THE PRESIDENT: I think what I said meets that case.

MR. ALDERMAN: I thought so, yes.

THE PRESIDENT: Because what I said was that the defendants’ counsel would be furnished with 10 copies of the trial briefs in English at the same time that they are furnished to the Tribunal. Therefore, if you don’t furnish the trial briefs to the Tribunal, none will be furnished to the defendants’ counsel.

MR. ALDERMAN: Yes. When the Tribunal rose on Friday last, I had just completed an introductory statement preliminary to the presentation of evidence on the aggressive war aspect of the case. In that introductory statement I had invited attention to the parts of the Charter and to the parts of the Indictment which are pertinent to this aspect of the case. I had also discussed the relationship between recorded history and the evidence to be presented, indicating what sort of additions to recorded history would be made by the evidence contained in the captured documents.

I then indicated to the Court that I would first proceed by presenting singly a handful of captured documents, which, in our opinion, prove the corpus of the crime of aggressive war, leaving no reasonable doubt concerning the aggressive character of the Nazi war, or concerning the conspiratorial premeditation of that war. I indicated to the Tribunal that after proving the corpus of the crime in this way I would follow the presentation of this evidence with a more or less chronological presentation of the case on aggressive war, producing evidence in greater detail of the relevant activities of the conspirators from 1933 to 1941.

As the members of the Tribunal may understand, it is easier to make plans about presentation than to keep them. There have been, by necessity, some changes in our plans. I indicated on Friday that to a certain extent the American case under Count One and the British case under Count Two would interlock. The British Chief Prosecutor, Sir Hartley Shawcross, is by force of circumstances, required to be in London this week. He expects to be back next week. The intention now is that when he returns Monday he will make his opening statement covering Count Two of the Indictment and such interrelated parts of Count One of the Indictment as have not by then been presented. So that what is at the moment planned, if it meets with the Court’s views, is that I shall continue, as far as I may within 2 days of this week, on the detailed story as to aggressive war; that thereupon we shall alter the presentation and present some other matters coming under Count One. Then, following the British Chief Prosecutor’s opening statement on Monday of next week, we shall continue jointly with the chapters on Poland, Russia, and Japan, as parts of both Count One and Two. While that may not be strictly logical, it seems to us the best method with which to proceed under the circumstances.

I turn now to the period of 1933 to 1936, a period characterized by an orderly, planned sequence of preparations for war. This is the period covered by Paragraphs 1 and 2 of IV (F) of the Indictment. This may be found at Page 7 of the printed English text of the Indictment.

The essential character of this period was the formulation and execution of the plan to rearm and to reoccupy and fortify the Rhineland in violation of the Treaty of Versailles and other treaties, in order to acquire military strength and political bargaining power to be used against other nations.

Hitler’s own eloquence in a secret speech delivered to all Supreme Commanders on 23 November 1939, at 1200 hours, is sufficient to characterize this phase of the Nazi conspiracy.
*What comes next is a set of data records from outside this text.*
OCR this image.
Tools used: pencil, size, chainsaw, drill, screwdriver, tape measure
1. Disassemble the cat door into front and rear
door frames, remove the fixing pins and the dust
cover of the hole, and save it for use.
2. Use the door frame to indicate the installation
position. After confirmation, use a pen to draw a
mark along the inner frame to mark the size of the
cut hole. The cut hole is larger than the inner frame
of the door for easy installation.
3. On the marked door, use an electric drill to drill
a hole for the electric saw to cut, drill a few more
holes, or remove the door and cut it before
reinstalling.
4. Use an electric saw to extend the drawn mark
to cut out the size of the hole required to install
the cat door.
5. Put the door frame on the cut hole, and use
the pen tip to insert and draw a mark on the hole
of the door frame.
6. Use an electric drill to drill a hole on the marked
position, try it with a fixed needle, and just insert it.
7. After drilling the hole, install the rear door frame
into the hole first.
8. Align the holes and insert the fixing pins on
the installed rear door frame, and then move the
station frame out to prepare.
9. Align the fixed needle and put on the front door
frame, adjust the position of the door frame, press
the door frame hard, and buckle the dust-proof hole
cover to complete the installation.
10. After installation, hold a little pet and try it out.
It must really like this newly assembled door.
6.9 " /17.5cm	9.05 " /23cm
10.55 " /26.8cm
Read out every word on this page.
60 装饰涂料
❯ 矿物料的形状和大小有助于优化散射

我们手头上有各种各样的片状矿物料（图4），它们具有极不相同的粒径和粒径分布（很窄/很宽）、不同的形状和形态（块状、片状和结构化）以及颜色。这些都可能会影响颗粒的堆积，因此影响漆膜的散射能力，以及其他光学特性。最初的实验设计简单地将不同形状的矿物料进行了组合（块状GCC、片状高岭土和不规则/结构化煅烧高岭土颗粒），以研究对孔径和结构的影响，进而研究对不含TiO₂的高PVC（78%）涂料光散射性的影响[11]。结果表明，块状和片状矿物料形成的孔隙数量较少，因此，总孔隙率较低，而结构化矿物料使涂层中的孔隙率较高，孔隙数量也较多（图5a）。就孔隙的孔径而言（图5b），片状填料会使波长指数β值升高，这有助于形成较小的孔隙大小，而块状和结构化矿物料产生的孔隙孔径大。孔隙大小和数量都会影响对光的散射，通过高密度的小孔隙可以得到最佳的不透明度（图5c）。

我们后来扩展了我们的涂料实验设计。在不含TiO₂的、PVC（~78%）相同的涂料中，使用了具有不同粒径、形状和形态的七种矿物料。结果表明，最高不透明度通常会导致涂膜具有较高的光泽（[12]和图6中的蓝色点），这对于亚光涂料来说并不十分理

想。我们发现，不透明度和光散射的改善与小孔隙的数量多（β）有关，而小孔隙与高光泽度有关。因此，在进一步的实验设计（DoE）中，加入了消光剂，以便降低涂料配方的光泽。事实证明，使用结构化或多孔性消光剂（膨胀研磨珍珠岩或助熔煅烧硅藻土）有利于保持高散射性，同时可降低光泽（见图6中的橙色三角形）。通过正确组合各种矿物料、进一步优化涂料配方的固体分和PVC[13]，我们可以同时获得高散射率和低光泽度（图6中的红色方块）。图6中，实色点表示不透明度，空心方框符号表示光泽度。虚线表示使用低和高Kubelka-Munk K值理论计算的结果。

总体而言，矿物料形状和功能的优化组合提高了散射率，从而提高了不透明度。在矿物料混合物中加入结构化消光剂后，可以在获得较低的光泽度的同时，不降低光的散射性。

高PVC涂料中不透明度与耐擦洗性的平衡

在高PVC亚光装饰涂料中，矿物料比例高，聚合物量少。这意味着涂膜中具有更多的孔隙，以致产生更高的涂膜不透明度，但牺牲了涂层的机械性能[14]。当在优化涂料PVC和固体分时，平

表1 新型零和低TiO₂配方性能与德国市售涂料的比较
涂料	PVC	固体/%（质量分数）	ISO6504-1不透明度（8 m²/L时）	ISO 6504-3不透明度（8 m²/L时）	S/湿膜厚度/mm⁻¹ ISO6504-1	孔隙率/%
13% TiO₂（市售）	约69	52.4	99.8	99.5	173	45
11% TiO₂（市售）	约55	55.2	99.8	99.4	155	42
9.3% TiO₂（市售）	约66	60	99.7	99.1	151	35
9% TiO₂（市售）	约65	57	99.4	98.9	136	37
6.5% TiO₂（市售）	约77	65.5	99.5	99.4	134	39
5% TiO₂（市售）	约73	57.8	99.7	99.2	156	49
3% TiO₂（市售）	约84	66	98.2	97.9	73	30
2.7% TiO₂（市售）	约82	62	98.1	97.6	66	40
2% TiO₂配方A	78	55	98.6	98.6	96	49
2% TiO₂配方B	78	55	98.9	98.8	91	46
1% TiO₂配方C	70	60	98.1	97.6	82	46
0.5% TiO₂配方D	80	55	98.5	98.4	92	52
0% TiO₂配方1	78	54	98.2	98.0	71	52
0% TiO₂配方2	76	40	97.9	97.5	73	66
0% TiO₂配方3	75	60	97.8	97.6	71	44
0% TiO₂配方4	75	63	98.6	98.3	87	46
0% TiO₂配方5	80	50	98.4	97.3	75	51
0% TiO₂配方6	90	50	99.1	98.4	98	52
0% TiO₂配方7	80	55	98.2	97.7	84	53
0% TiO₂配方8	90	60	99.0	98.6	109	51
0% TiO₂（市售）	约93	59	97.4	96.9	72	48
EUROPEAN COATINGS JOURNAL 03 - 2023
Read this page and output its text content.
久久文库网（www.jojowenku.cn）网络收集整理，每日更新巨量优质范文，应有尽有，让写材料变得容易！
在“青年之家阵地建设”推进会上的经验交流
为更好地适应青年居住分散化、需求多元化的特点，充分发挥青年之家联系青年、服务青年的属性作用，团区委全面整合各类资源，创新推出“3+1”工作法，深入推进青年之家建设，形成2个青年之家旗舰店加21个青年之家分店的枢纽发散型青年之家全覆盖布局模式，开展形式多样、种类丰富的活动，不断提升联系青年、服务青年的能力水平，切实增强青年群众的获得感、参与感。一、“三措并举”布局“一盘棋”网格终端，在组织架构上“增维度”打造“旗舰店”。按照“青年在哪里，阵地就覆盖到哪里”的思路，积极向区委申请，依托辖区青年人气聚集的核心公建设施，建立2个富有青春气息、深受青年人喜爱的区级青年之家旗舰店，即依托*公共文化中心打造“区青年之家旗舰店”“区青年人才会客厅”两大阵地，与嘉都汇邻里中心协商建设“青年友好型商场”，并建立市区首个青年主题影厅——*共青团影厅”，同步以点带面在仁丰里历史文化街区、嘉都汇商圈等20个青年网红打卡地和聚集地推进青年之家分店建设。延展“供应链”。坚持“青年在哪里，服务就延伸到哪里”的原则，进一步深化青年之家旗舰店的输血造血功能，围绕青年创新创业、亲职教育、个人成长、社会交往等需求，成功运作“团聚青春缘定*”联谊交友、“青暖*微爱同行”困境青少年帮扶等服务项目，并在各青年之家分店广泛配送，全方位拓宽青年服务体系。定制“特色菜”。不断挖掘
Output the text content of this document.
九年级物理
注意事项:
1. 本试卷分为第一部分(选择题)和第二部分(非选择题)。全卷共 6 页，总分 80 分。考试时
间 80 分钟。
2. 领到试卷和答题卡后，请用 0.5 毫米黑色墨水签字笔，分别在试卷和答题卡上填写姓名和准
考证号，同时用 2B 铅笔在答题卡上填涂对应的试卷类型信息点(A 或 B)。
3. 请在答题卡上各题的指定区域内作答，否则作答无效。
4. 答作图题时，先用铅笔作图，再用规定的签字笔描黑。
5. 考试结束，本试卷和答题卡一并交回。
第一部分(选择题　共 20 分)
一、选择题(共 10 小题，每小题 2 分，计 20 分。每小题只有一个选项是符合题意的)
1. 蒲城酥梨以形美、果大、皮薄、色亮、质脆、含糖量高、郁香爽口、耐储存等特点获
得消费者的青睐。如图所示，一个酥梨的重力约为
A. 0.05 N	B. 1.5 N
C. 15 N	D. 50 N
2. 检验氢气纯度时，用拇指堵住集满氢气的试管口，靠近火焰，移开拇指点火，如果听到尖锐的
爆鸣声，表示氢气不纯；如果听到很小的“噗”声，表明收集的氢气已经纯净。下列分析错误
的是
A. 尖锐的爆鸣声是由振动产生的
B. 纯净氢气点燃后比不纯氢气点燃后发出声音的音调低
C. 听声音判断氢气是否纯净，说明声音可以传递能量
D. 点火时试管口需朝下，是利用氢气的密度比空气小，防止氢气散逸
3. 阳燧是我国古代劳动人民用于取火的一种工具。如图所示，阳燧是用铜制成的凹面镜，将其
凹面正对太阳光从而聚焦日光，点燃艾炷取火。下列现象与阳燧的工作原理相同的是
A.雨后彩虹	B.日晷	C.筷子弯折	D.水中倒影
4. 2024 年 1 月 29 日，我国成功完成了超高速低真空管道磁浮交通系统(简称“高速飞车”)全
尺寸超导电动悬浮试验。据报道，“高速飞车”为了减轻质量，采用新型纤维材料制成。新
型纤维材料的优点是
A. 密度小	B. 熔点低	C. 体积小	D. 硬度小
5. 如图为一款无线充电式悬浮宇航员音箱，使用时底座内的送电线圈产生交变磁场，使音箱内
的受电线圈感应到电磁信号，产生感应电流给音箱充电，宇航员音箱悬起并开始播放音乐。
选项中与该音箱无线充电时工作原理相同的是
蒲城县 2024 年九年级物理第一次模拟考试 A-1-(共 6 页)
This document comes to hand as a captured document found in the OKW files—OKW is Ober Kommando der Wehrmacht (the High Command of the Army, Chief of the High Command of the Armed Forces)—and was captured at Flensburg. The document is numbered 789-PS in our numbered series of documents.

I have in my hand, if the Court please, the German original of this document in the condition in which it was captured, and I wish to offer the document in evidence and have it given the proper serial number as the United States prosecutor’s exhibit. The serial number, I understand, is United States Exhibit 23. I would ask that the German text of the original be handed to the German interpreters.